Celtic’s chief executive has dismissed criticism in the wake of the Boys’ Club abuse scandal as “unfair and misguided”.
Politicians had accused the Parkhead club of failing to do enough for victims after four boys’ club officials were convicted of abusing young players,
In his reply, Peter Lawwell said a lawyer had been making inquiries for two years but legal confidentiality meant the club could not yet discuss the issues in public.
He wrote to MSPs James Dornan and Adam Tomkins to say the club’s insurers appointed a lawyer “some time ago” who has been investigating historic abuse. However, Mr Lawwell added that due process meant Celtic could not discuss the investigation publicly and the politicians’ criticism was unfair.
Mr Tomkins, who is a lawyer, responded by saying there was no good reason for Celtic’s inquiries to be secret and said the victims were being forgotten.
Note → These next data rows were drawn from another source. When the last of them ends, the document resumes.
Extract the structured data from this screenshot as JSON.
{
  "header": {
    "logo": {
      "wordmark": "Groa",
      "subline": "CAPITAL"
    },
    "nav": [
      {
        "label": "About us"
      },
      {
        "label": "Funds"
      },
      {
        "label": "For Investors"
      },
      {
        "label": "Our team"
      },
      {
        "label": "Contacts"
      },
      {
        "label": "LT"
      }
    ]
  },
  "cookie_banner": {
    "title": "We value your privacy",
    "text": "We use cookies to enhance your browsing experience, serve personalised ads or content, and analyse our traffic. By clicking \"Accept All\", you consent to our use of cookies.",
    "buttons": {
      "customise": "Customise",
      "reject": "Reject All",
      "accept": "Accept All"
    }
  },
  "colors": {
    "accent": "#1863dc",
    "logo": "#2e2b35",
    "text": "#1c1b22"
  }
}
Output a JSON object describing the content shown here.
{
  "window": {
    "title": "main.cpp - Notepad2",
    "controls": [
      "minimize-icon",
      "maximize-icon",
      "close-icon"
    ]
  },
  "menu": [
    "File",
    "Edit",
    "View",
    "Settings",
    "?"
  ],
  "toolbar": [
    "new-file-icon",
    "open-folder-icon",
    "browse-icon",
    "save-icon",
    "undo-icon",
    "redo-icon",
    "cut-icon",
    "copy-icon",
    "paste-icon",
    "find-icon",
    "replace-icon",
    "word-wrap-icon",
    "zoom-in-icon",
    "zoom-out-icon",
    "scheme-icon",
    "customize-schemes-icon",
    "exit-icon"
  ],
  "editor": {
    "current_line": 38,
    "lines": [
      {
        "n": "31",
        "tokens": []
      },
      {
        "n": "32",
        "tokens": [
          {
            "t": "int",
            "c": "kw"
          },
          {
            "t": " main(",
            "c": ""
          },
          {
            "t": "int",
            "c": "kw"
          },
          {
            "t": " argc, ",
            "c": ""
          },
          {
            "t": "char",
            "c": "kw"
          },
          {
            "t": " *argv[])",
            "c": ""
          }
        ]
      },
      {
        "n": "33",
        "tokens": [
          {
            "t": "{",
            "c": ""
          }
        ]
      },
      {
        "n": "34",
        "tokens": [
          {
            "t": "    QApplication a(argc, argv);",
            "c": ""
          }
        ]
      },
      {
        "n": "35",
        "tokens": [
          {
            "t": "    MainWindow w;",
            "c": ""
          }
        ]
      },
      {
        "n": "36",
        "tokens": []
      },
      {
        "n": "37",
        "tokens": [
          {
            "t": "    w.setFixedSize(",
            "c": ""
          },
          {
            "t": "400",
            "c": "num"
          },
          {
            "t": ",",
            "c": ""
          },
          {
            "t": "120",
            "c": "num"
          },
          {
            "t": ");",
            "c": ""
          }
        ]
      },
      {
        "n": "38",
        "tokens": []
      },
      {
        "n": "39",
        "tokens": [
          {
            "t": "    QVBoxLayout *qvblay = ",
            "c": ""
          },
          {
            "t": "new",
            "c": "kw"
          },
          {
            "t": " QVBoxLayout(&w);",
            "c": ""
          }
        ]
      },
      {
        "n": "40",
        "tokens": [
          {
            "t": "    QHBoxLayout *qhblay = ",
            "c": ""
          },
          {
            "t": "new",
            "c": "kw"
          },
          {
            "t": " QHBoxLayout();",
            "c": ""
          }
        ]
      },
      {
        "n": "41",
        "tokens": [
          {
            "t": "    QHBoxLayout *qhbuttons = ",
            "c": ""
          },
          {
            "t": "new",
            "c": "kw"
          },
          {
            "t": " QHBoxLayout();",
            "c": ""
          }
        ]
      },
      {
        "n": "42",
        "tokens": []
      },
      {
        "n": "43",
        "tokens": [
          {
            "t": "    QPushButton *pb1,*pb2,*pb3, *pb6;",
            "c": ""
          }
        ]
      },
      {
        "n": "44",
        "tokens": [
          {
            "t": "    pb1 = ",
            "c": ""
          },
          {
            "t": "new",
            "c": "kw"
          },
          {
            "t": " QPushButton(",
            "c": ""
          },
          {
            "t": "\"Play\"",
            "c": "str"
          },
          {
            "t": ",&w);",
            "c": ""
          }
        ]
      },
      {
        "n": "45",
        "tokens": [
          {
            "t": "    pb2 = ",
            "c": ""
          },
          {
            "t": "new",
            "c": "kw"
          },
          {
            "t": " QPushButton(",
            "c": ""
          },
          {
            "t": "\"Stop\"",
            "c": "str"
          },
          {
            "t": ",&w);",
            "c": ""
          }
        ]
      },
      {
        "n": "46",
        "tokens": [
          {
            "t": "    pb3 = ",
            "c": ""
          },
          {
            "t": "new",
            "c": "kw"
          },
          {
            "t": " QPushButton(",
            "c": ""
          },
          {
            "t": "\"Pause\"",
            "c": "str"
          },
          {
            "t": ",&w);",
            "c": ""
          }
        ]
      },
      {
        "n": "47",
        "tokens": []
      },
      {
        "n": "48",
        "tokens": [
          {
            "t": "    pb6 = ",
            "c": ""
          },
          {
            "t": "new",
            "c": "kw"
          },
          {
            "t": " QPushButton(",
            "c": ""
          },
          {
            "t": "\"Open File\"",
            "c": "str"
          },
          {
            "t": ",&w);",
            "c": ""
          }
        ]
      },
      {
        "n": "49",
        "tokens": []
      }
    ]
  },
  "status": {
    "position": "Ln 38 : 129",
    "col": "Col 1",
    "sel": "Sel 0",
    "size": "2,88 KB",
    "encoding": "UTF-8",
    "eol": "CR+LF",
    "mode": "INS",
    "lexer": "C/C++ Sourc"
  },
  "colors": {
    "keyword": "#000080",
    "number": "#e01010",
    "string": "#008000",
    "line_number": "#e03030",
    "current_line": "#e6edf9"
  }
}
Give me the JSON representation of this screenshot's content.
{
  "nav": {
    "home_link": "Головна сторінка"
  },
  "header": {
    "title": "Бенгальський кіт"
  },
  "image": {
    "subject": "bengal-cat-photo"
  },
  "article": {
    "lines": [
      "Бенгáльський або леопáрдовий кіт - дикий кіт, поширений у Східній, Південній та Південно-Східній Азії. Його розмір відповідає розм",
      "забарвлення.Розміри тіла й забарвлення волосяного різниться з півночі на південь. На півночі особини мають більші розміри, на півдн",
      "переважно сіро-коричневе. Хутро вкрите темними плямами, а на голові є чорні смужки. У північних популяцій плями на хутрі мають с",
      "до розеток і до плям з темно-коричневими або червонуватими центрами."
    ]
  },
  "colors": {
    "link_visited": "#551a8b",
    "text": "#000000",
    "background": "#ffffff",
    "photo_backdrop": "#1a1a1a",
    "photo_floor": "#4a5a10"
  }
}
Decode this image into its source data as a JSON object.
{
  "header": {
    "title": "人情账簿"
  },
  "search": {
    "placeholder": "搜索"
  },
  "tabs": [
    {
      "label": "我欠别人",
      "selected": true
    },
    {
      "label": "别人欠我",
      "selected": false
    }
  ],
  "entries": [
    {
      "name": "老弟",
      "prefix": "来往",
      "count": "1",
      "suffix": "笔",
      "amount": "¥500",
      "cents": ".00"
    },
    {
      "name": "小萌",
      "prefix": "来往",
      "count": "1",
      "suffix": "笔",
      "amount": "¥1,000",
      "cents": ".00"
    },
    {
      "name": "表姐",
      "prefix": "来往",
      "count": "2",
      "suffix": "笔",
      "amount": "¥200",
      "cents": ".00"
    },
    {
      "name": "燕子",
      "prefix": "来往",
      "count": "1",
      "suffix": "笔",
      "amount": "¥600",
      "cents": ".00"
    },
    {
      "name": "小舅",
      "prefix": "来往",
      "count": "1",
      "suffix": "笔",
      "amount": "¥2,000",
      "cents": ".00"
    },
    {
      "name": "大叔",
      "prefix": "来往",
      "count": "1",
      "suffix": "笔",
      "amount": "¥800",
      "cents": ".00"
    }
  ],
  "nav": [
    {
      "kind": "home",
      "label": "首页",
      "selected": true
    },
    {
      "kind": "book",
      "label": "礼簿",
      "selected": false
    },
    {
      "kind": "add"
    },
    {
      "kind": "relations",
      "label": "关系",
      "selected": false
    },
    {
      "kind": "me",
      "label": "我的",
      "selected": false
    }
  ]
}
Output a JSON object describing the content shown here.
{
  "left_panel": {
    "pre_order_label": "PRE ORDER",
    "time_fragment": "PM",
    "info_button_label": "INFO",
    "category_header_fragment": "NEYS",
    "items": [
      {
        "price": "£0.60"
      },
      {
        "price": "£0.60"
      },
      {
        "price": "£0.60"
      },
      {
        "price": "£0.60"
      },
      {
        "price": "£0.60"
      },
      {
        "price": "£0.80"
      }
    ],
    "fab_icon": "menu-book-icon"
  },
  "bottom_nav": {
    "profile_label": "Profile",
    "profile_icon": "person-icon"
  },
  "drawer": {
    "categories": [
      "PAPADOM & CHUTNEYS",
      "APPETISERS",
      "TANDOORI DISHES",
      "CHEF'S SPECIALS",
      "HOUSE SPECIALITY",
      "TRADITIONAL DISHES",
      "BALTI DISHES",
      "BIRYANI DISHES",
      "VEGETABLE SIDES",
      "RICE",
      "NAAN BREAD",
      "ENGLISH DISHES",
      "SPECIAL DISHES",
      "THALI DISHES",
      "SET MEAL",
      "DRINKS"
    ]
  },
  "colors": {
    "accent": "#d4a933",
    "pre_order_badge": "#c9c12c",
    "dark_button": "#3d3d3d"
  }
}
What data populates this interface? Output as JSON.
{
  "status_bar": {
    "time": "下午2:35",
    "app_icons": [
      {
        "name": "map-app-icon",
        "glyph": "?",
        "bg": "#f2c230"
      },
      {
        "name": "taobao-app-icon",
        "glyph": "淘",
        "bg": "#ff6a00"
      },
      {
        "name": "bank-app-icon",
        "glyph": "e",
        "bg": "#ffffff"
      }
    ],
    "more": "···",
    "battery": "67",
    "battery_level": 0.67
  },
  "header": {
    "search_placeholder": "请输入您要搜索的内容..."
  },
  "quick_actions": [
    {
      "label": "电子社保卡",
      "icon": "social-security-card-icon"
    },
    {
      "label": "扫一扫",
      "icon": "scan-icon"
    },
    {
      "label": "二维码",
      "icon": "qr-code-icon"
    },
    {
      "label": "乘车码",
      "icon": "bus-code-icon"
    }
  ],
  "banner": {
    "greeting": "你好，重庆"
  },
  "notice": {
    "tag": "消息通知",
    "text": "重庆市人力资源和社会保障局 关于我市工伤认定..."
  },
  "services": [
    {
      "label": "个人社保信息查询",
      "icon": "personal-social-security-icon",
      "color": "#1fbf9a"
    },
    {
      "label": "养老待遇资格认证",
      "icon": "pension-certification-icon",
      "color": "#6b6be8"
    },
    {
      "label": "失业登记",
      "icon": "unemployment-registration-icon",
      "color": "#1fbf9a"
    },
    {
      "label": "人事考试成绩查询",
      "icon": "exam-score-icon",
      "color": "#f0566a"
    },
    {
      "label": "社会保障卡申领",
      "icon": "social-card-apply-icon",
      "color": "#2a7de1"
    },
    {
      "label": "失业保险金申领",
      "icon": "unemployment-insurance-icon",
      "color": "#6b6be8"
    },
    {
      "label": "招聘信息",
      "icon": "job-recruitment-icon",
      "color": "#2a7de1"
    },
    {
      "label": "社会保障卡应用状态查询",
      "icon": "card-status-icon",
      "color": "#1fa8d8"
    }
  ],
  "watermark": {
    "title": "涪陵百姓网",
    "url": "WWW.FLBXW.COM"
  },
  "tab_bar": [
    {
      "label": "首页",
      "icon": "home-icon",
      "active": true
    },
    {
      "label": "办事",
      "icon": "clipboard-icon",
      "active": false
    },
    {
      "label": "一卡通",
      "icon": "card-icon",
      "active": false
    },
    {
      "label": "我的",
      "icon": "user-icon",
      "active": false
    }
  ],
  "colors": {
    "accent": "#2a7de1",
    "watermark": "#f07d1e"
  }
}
He said: “Respecting the confidentiality of victims is one thing. Keeping under wraps even the fact that something is being investigated is another thing altogether.
“Having an unnamed lawyer secretly investigating a matter does nothing to help, guide or support the victims and their families.
“Nothing in Celtic’s letter undermines my belief these matters require to be independently investigated and that, if necessary, Celtic will have to establish and administer a compensation scheme for victims of abuse.”
A lawyer who represents survivors of abuse accused Celtic of attempting to wash their hands of them.
Patrick Maguire, a partner with Thompsons Solicitors, who represents more than two dozen men targeted by paedophiles linked to Celtic Boys’ Club said Lawwell’s letter is “too little, too late”.
He said: “The real question is what are they investigating because there is nothing to investigate. The police carried out investigations and the courts convicted four paedophiles in the ‘Celtic family’, to use the club’s language.
“Everything said publicly by Celtic is engineered towards a legal version of Pontius Pilot, effectively trying to wash their hands of responsibility.
“It’s time for action, and Celtic must follow the lead of Manchester City and set up a compensation fund.”
Four men connected to Celtic Boys’ Club were convicted recently of abusing young people.
Coach and kitman James McCafferty, 73, of Lisburn, Northern Ireland, was last month jailed for six years and nine months after pleading guilty to 11 sex offences against 10 victims from the 1970s onwards.
In February, former youth football manager Frank Cairney, 83, was jailed for four years for historical sex offences from his time running a church youth team and, later, Celtic Boys’ Club. The offences took place between 1965 and 1986.
Celtic Boys’ Club former chairman Gerald King was convicted of abusing four boys and a girl while working as a teacher in the 1980s. He was given a three-year probation order in January.
And in November last year Celtic Boys’ Club founder James Torbett was jailed for six years for what the court described as “depraved conduct” against three boys over an eight-year period in the 1980s and 1990s.
Mr Maguire said the total sum paid to survivors of abuse could run into the tens of millions.
He said: “We would expect every claim to be valued on the impact on the survivors.”
Glasgow MSP James Dornan, a Celtic supporter whose son played for the boys’ club under Frank Cairney, wrote to Mr Lawwell two weeks ago to call on the club to compensate survivors of abuse by coaches.
He said: “I was disappointed that it’s an investigation by an insurance lawyer, which suggests Celtic are trying to look at it from the point of view of protecting their own position.
“What I would like to see now is an early outcome of this investigation.”
In his replies to the MSPs, Lawwell claimed legal processes meant the club was “constrained” in what it could say publicly, describing it as being “highly frustrating for all”.
He added: “Some time ago our insurers appointed a wholly independent and experienced lawyer who is investigating this matter.
“It would be quite inappropriate for us to be discussing highly sensitive and confidential legal matters in the media, and we will not do so, even if that means we come under criticism for following the due legal process.
“We respect any claimants’ rights and our advisers will communicate with them and their representatives directly in the proper manner, respecting their rights to confidentiality.”
Celtic will “ensure we continue to meet all our obligations”, Mr Lawwell said, adding: “We would stress that we regret the incidents took place and reiterate our sympathy for all victims who suffered abuse.”